Texte : Philippe Carruette / Illustration : Alexander Hiley

Les effets du changement climatique sont nettement perceptibles et analysés sur les êtres vivants du Parc depuis les années 1990. Décalages dans les dates de migration, hivernage de nouvelles espèces ou disparition d’autres à cette période, apparitions d’espèces à tendance méditerranéenne et régression de celles à tendance boréale… Les exemples sont légions, bien chiffrés et documentés. N’oublions pas que le Parc  mémorise, interprète et diffuse auprès du public depuis 1973 cinquante ans de suivis, comptages, et observations comportementales.

Un des (nombreux) comportements qui évolue est le chant, symbole annonciateur de la défense du territoire pour la période nuptiale. Nombre d’espèces – ou en tout cas d’individus – ont avancé fortement leur date de chant printanier… qui n’est vraiment plus annonciateur de cette saison ! 

Tel est le cas pour la Grive musicienne : dans les années 1990, le premier chant était entendu généralement fin janvier début février. Désormais on l’entend dès début janvier (6 janvier 2019, 8 janvier 2021)… mais aussi, pendant les hivers très doux, lors de journées claires et ensoleillées, à des dates encore bien plus aberrantes : 4 décembre 2011, 19 décembre 2021, du 16 au 18 novembre 2018, 8 décembre 2023. Idem mais en moins net pour le Merle noir qui par le passé poussait la première chansonnette mi-février… mais maintenant dès fin décembre (30 décembre 2015 avec 12°C de température, 4 janvier 2020, 10 janvier 2022…).. On constate aussi cette avancée des concerts chez la Mésange charbonnière avec parfois des chanteurs dès fin décembre début janvier ces dernières années (12 janvier 2024). Même le Grèbe castagneux émet ses trilles de plus en plus tôt. Habituellement on l’entend à partir de mi-février  début mars. Ces dernières années aux hivers très doux le cri de parade est bien hivernal : le 6 décembre 2017, les 28 et 30 janvier 2018 avec parades d’un couple, le 21 novembre 2021, les 5 et 13 janvier 2020, le 2 janvier 2024… 

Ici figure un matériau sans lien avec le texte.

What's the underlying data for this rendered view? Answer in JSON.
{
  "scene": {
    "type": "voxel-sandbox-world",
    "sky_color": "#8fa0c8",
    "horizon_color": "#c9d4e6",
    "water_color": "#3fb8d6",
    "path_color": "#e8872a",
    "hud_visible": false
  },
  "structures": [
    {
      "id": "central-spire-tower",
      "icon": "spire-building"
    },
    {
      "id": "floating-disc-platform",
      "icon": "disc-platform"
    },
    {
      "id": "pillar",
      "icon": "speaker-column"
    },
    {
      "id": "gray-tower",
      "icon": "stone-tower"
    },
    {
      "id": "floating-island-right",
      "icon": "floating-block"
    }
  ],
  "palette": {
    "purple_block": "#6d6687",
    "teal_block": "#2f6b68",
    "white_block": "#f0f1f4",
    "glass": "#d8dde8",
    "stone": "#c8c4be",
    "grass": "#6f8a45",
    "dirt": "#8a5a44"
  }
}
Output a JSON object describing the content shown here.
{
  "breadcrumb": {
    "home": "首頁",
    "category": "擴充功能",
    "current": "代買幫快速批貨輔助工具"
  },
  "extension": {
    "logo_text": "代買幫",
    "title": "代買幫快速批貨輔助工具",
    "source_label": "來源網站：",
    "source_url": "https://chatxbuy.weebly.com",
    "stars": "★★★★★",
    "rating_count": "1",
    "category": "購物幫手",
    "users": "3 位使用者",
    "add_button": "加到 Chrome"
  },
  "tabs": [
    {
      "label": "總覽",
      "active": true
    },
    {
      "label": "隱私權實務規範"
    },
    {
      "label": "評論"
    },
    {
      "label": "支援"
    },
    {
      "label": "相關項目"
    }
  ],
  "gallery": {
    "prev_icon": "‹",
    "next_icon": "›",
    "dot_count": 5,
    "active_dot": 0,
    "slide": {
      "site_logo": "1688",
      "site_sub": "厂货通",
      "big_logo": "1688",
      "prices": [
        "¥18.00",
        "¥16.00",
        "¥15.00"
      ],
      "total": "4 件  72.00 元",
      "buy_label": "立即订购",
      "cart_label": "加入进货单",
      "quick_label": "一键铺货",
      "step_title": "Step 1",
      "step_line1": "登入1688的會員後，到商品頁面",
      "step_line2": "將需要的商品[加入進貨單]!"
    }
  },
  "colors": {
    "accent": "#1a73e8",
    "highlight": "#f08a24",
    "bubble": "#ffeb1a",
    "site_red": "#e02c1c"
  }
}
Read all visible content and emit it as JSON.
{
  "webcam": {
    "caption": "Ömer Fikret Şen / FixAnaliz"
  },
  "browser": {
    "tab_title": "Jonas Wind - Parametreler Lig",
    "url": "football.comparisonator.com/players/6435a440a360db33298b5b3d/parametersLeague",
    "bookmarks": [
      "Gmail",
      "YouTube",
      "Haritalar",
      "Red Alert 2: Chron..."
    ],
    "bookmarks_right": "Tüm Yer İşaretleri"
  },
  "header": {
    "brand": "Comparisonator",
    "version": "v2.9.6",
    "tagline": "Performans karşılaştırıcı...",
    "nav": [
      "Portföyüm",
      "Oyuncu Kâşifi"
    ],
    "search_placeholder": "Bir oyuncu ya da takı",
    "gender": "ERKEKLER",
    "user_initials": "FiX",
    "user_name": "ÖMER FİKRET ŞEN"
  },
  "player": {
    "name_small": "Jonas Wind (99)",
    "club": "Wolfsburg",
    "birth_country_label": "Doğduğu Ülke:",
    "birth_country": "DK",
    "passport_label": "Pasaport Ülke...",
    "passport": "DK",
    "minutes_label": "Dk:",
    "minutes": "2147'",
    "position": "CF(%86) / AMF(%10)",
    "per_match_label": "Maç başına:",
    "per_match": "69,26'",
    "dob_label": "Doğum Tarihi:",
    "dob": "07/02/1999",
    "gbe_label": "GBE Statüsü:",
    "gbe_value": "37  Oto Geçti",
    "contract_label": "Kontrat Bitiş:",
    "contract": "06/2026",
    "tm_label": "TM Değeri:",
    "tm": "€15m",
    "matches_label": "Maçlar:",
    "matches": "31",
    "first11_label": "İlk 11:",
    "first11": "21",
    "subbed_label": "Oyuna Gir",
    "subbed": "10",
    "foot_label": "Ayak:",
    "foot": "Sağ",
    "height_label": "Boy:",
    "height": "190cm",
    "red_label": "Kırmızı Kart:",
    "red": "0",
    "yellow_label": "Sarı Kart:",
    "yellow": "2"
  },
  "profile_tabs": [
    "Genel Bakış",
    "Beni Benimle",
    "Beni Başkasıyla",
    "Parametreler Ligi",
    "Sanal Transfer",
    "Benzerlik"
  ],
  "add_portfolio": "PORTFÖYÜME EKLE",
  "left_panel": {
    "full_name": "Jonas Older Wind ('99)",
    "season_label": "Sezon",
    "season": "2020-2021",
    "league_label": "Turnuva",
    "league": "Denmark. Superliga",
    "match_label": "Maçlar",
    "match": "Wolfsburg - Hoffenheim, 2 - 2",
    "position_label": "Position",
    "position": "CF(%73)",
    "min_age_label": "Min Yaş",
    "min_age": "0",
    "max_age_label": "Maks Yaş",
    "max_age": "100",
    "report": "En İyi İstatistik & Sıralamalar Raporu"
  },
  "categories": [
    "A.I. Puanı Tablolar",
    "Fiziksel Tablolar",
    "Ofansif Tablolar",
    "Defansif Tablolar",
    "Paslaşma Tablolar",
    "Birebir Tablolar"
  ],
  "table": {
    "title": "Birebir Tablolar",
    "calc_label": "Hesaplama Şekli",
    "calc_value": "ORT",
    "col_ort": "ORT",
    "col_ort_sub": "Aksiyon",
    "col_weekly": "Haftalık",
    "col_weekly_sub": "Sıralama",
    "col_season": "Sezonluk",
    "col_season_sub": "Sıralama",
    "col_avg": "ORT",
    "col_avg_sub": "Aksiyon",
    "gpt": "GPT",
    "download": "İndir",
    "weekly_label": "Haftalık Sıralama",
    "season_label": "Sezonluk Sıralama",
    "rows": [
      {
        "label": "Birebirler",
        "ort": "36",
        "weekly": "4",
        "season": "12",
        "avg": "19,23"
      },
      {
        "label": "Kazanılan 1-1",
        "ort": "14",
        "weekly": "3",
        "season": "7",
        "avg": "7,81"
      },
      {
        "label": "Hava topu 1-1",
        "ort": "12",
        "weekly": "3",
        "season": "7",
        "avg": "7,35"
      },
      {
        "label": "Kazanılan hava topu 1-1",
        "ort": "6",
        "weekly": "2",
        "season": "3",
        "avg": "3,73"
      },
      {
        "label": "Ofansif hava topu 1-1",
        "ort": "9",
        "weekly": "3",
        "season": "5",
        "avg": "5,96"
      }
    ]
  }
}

Et on ne parle pas des sorties de Tritons ponctués et alpestres début janvier 2024, ou de ce Crapaud commun en balade sur les sentiers le 30 janvier 2024 par 12°C, quelques jours après le (petit) coup de froid ! Les températures de 10 à 16°C en décembre ou janvier ne sont plus des exceptions ces dernières années.

Il n’y a guère que le Coucou gris qui reste à peu près constant dans son chant (précision et rigueur suisse obligent !) avec le premier “Coucou !” émis en moyenne le 8 avril. 

Texte : Philippe Carruette / Illustrations : Alexander Hiley

À la fin de l’année 2023, 4 Martins-pêcheurs au moins étaient bien présents sur le Parc. Il est très probable qu’un couple ait niché au poste 1, et les oiseaux ont été très facilement observés tout au long de l’année. Le 28 novembre, un mâle adulte et une femelle juvénile sont bagués à la mangeoire, puis une femelle adulte le 1er décembre. 

Mais c’était  sans compter sur le coup de froid de mi-janvier où les plans d’eau du Parc ont été gelés à 80% sur une douzaine de jours… Les Martins se sont localisés alors surtout le long du fossé d’eau courante en fin de parcours. 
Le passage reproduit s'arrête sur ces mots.